Much of this documentary is the traditional tale of a fellow who seemed to have everything, only to lose it all. We hear from Alice Cooper, Kim Carnes, Danny Bonaduce, and others, including a former editor of Tiger Beat who recalls Cassidy hiding from her rather than submitting to another stupid interview about his favorite color. The old pals all say basically the same thing: Cassidy was a decent chap, with a melancholy side. There are also some tape recordings from journalist and gadfly Elliot Mintz, where a rather pompous sounding Cassidy declares that he wants to outgrow his teen idol stigma and play his own music, a laughable concept since, as a former Rolling Stone reporter tells us, Cassidy's dressing room was fully stocked with stuffed animals. The old concert footage is revealing: Cassidy looks small, impish, a harmless teenage boy doing a rock star impression, his hair in a nifty shag cut; he's dressed in costumes ranging from white fringe jump suits to comfy overalls, as if he couldn't decide if he was Elvis, Mick, Ziggy Stardust or a Bay City Roller. The end came when a little girl was crushed to death at one of Cassidy's concerts. Disgusted and frightened by his fame, Cassidy promptly retired from touring.
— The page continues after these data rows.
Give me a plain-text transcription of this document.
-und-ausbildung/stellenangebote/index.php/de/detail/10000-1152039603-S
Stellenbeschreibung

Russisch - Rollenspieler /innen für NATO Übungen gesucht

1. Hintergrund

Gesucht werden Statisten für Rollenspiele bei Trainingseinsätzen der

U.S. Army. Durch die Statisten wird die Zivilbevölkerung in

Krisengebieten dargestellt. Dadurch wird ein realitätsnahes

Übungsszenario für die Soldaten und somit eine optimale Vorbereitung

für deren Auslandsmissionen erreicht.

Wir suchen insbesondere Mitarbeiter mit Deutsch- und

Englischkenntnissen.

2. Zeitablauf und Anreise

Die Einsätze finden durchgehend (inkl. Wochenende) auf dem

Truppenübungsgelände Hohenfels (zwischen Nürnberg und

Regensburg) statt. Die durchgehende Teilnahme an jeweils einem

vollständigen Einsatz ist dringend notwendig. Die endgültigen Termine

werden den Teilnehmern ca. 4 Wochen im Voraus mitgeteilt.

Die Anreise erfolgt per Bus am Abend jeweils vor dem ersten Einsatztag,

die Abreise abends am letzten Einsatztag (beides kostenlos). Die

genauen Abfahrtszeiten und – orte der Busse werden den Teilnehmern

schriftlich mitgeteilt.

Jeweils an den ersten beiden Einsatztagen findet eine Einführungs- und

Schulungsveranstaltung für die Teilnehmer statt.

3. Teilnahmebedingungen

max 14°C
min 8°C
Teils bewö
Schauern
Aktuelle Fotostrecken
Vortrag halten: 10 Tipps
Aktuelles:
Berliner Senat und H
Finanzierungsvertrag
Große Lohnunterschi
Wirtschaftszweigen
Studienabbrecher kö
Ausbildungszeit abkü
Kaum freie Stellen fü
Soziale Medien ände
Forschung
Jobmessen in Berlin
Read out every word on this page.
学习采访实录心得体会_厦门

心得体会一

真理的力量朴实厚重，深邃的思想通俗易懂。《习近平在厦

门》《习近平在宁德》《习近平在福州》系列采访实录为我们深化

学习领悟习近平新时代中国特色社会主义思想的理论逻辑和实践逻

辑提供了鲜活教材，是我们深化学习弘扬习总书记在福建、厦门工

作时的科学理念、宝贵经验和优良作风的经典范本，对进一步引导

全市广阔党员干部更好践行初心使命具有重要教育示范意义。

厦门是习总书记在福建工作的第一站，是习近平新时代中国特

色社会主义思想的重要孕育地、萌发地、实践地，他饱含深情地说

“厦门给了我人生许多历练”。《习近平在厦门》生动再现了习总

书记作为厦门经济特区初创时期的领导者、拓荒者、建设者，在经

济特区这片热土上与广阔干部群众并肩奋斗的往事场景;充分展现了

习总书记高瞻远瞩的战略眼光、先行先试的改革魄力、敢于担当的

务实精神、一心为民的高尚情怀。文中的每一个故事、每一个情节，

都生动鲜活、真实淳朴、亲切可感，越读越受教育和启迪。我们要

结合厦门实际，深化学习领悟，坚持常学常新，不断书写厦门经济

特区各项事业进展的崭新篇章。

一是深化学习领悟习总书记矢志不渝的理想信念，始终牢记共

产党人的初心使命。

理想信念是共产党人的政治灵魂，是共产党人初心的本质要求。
David Cassidy, The Last Session, is incredibly moving, as much a requiem for 1970s pop music as for Cassidy. There are many touching moments, like hearing Cassidy on voicemail, telling the producer of the documentary that he's not suffering from dementia at all, but that his body is simply failing after decades of alcohol poisoning. There's a beautiful clip of him playing an electric guitar, jamming on an old B.B. King tune, smiling, a kid again. The one moment that eclipses everything is when he listens to a recording of his father singing the old Broadway hit, "Wish You Were Here." Cassidy's emotions erupt as his father's voice fills the studio. He tries to salvage the moment by saying, "I miss you dad," but it wasn't necessary. The anguish on Cassidy's face was as raw and gut-wrenching as anything ever seen in this era of cheap reality television. There's so much going on in the scene: Cassidy's awe of his dad's talent, his heartbreak that he and Jack never truly connected, the pain of things left unsaid. Later, after Cassidy has died, his musician friends take an unfinished recording of David singing the same song, and patch together a new version. His voice was shot, but his phrasing is still perfect. Through modern technology, it all works pretty well. At last, David and his father have something in common - there's nothing left of either man but a few recordings.